Thomas Jefferson’s initial draft was amended in committee: English activist Thomas Paine’s bestseller Common Sense had delineated arguments for independence to popular acclaim in both nations, even offering ideas for a permanent congress. The Articles of Confederation that served as a temporary constitution were designed to deal with current problems. The symbolic power of the document, denouncing remote rule and explicitly arguing for the right to create a nation-state, was huge: it served as model for dozens of other countries.
The Space Race
The potential for rocket flight beyond the atmosphere, fostered by Robert Goddard in the USA and hobbyists in Britain and the Soviet Union, was developed in Nazi Germany for military use. Postwar, the new Cold War rivals recruited Hitler’s experts to work on both space travel and long-range missiles, and on 4 October 1957, the Soviets launched the first satellite, Sputnik I. Aside from the propaganda, America feared other payloads, and after Yuri Gagarin orbited Earth on 12 April 1961, President Kennedy vowed to land a man on the Moon by 1970.
Neil Armstrong took the first step onto another world on 20 July 1969. Thereafter, interest in manned expeditions waned: Nixon, beleaguered by Vietnam, curtailed funding and the US space agency NASA concentrated on a reusable shuttle to near-Earth space, and unmanned probes to other planets. Weather, communications and surveillance satellites make space economically significant, though in the West, private enterprise is now leading the way. Russia continues manned launches, while China and India are in a new space race.

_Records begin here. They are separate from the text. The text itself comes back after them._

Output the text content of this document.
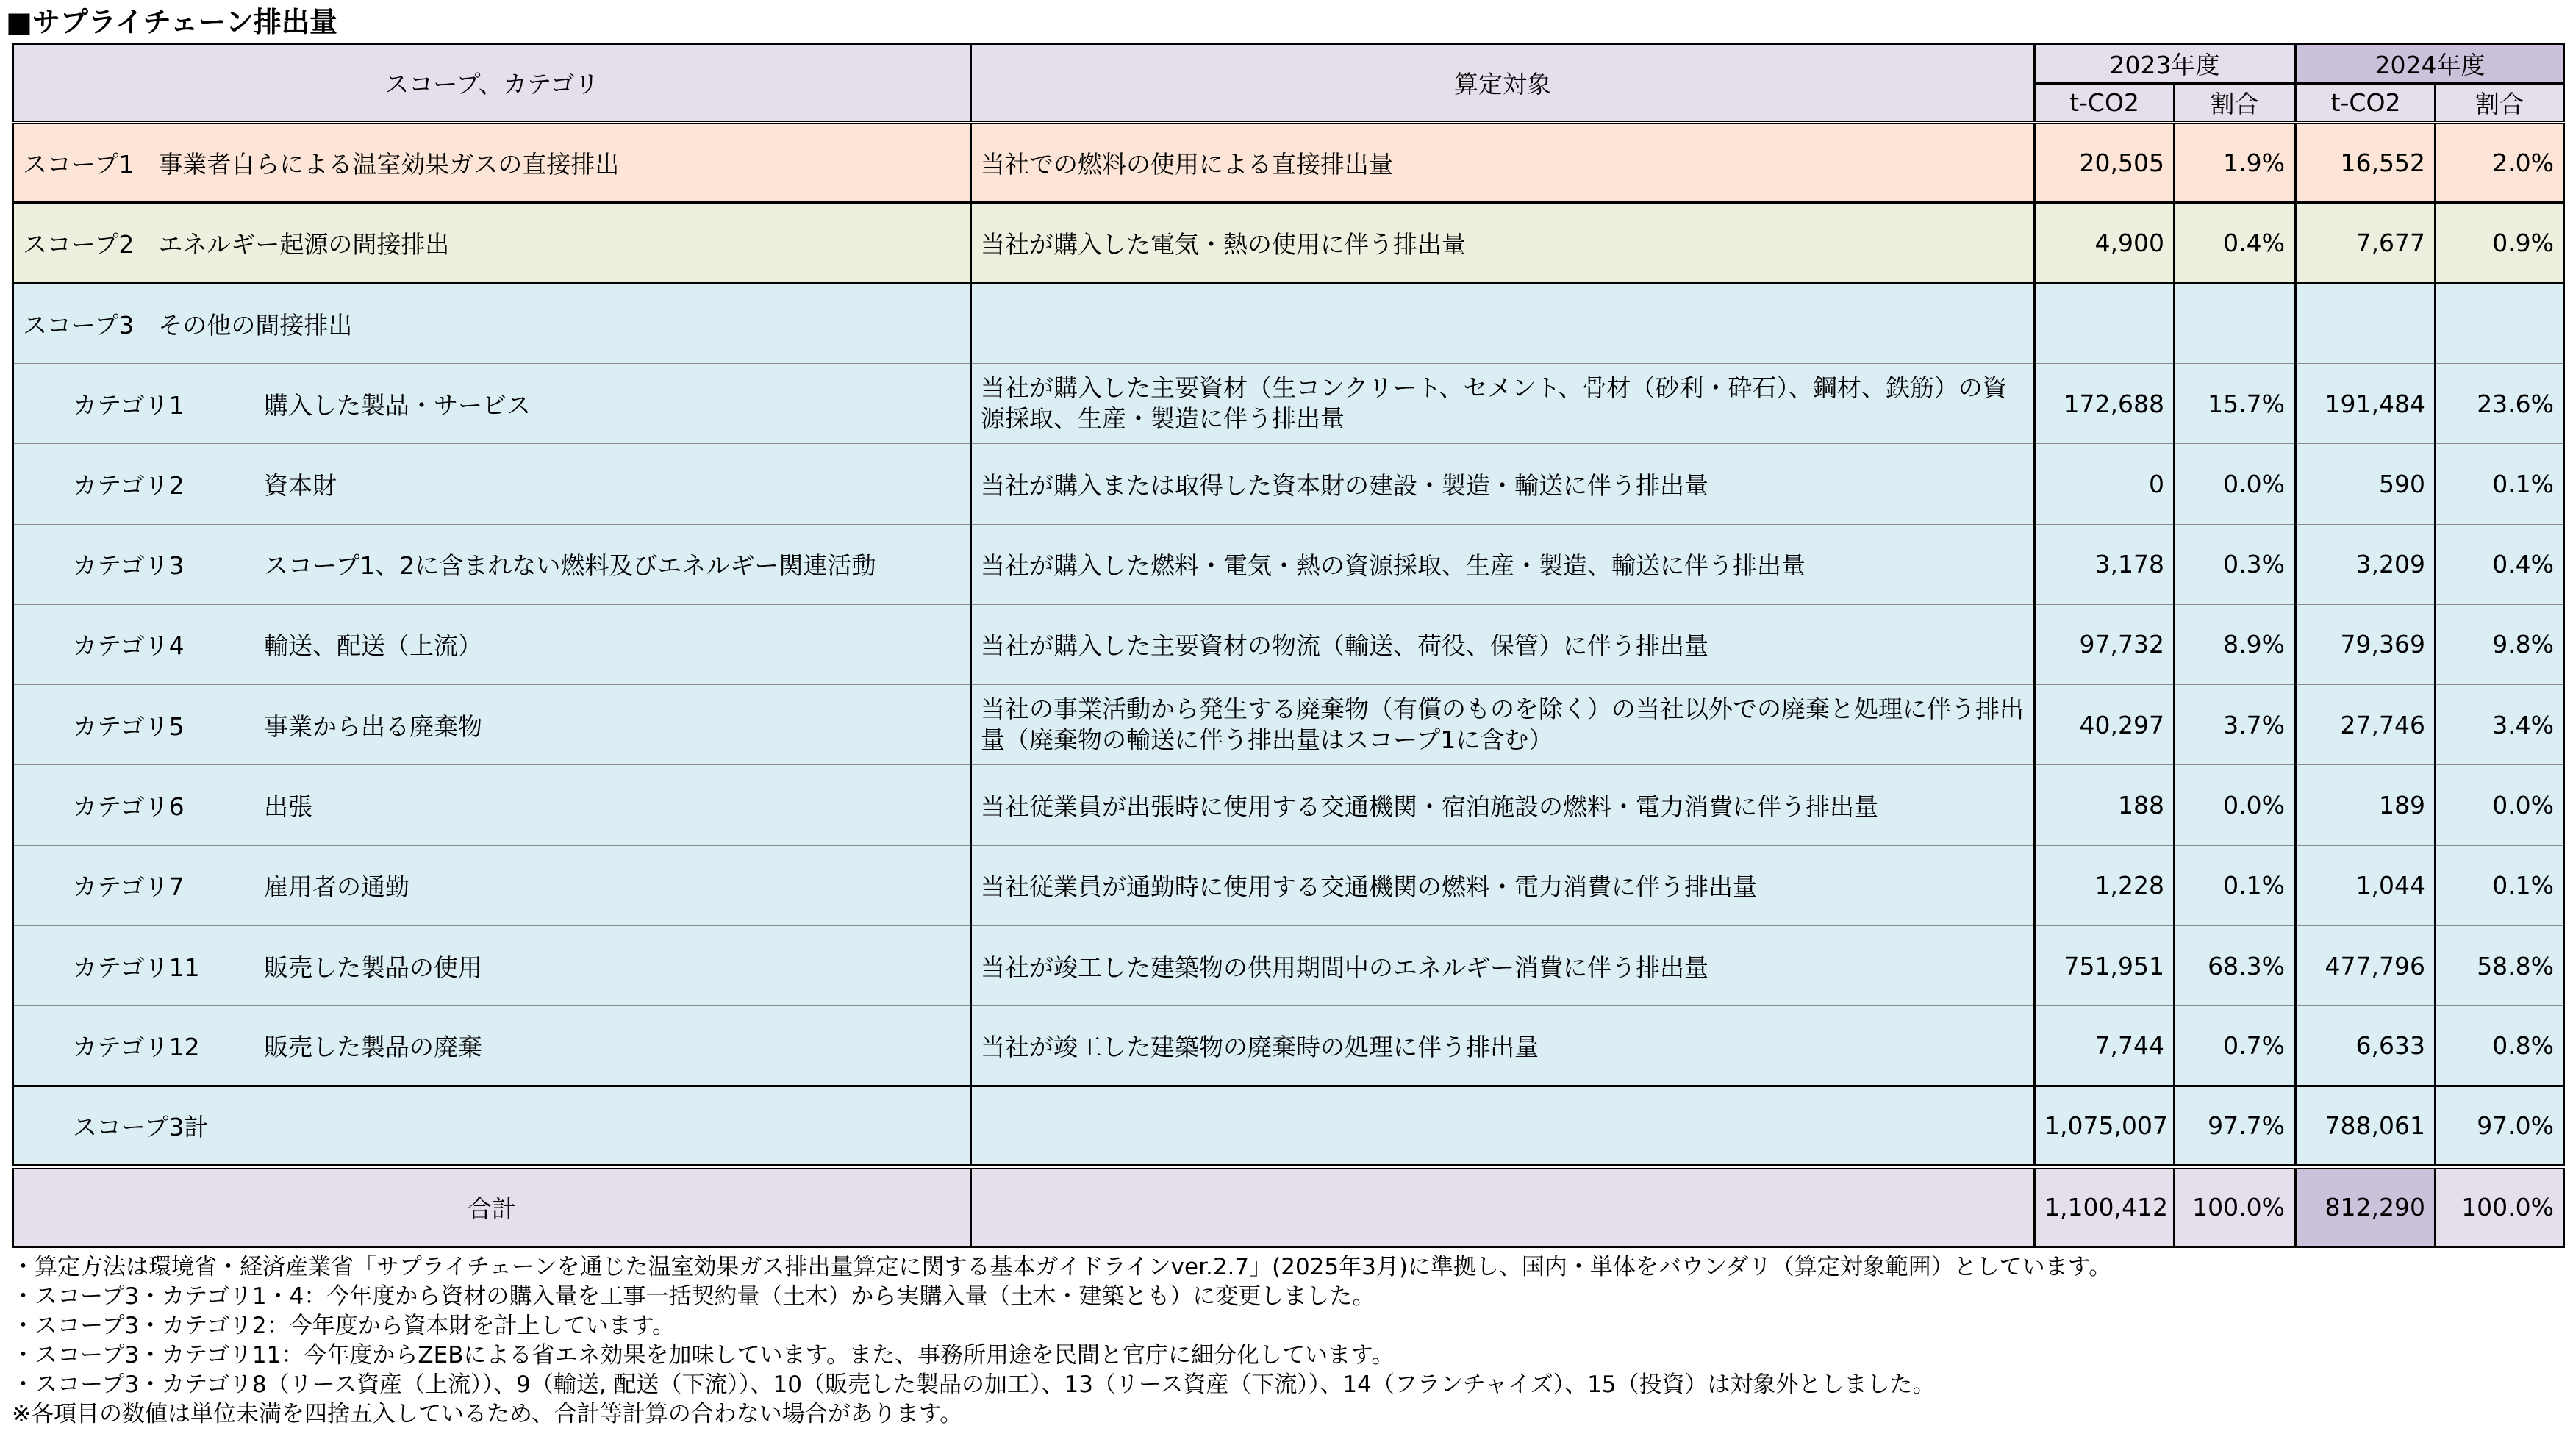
■サプライチェーン排出量
スコープ、カテゴリ	算定対象	2023年度		2024年度	
		t-CO2	割合	t-CO2	割合
スコープ1　事業者自らによる温室効果ガスの直接排出	当社での燃料の使用による直接排出量	20,505	1.9%	16,552	2.0%
スコープ2　エネルギー起源の間接排出	当社が購入した電気・熱の使用に伴う排出量	4,900	0.4%	7,677	0.9%
スコープ3　その他の間接排出					
カテゴリ1 購入した製品・サービス	当社が購入した主要資材（生コンクリート、セメント、骨材（砂利・砕石）、鋼材、鉄筋）の資源採取、生産・製造に伴う排出量	172,688	15.7%	191,484	23.6%
カテゴリ2 資本財	当社が購入または取得した資本財の建設・製造・輸送に伴う排出量	0	0.0%	590	0.1%
カテゴリ3 スコープ1、2に含まれない燃料及びエネルギー関連活動	当社が購入した燃料・電気・熱の資源採取、生産・製造、輸送に伴う排出量	3,178	0.3%	3,209	0.4%
カテゴリ4 輸送、配送（上流）	当社が購入した主要資材の物流（輸送、荷役、保管）に伴う排出量	97,732	8.9%	79,369	9.8%
カテゴリ5 事業から出る廃棄物	当社の事業活動から発生する廃棄物（有償のものを除く）の当社以外での廃棄と処理に伴う排出量（廃棄物の輸送に伴う排出量はスコープ1に含む）	40,297	3.7%	27,746	3.4%
カテゴリ6 出張	当社従業員が出張時に使用する交通機関・宿泊施設の燃料・電力消費に伴う排出量	188	0.0%	189	0.0%
カテゴリ7 雇用者の通勤	当社従業員が通勤時に使用する交通機関の燃料・電力消費に伴う排出量	1,228	0.1%	1,044	0.1%
カテゴリ11 販売した製品の使用	当社が竣工した建築物の供用期間中のエネルギー消費に伴う排出量	751,951	68.3%	477,796	58.8%
カテゴリ12 販売した製品の廃棄	当社が竣工した建築物の廃棄時の処理に伴う排出量	7,744	0.7%	6,633	0.8%
スコープ3計		1,075,007	97.7%	788,061	97.0%
合計		1,100,412	100.0%	812,290	100.0%
・算定方法は環境省・経済産業省「サプライチェーンを通じた温室効果ガス排出量算定に関する基本ガイドラインver.2.7」(2025年3月)に準拠し、国内・単体をバウンダリ（算定対象範囲）としています。
・スコープ3・カテゴリ1・4：今年度から資材の購入量を工事一括契約量（土木）から実購入量（土木・建築とも）に変更しました。
・スコープ3・カテゴリ2：今年度から資本財を計上しています。
・スコープ3・カテゴリ11：今年度からZEBによる省エネ効果を加味しています。また、事務所用途を民間と官庁に細分化しています。
・スコープ3・カテゴリ8（リース資産（上流））、9（輸送, 配送（下流））、10（販売した製品の加工）、13（リース資産（下流））、14（フランチャイズ）、15（投資）は対象外としました。
※各項目の数値は単位未満を四捨五入しているため、合計等計算の合わない場合があります。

Homo neanderthalensis’s close affinity to modern humans and European stronghold meant that it was the first fossil hominid to attract attention (discovered in Germany’s Neander valley in 1857). The Neanderthals seem to have settled after the first wave of hominid migration from Africa and to have persisted until about 40,000 years ago. Homo sapiens, meanwhile, may have arrived from Africa 60,000 years ago, so could have played a major role in Neanderthal extinction. DNA evidence for interbreeding is as yet inconclusive.
Scientists originally surmised that Neanderthals were unintelligent, hunchbacked beings, largely because one of the first skeletons found was of an arthritic man. More recent finds have shown that they were physically powerful, and evidence is increasing of abstract reasoning and large cerebral capacity. Physically capable of limited speech, they had sophisticated flint tools.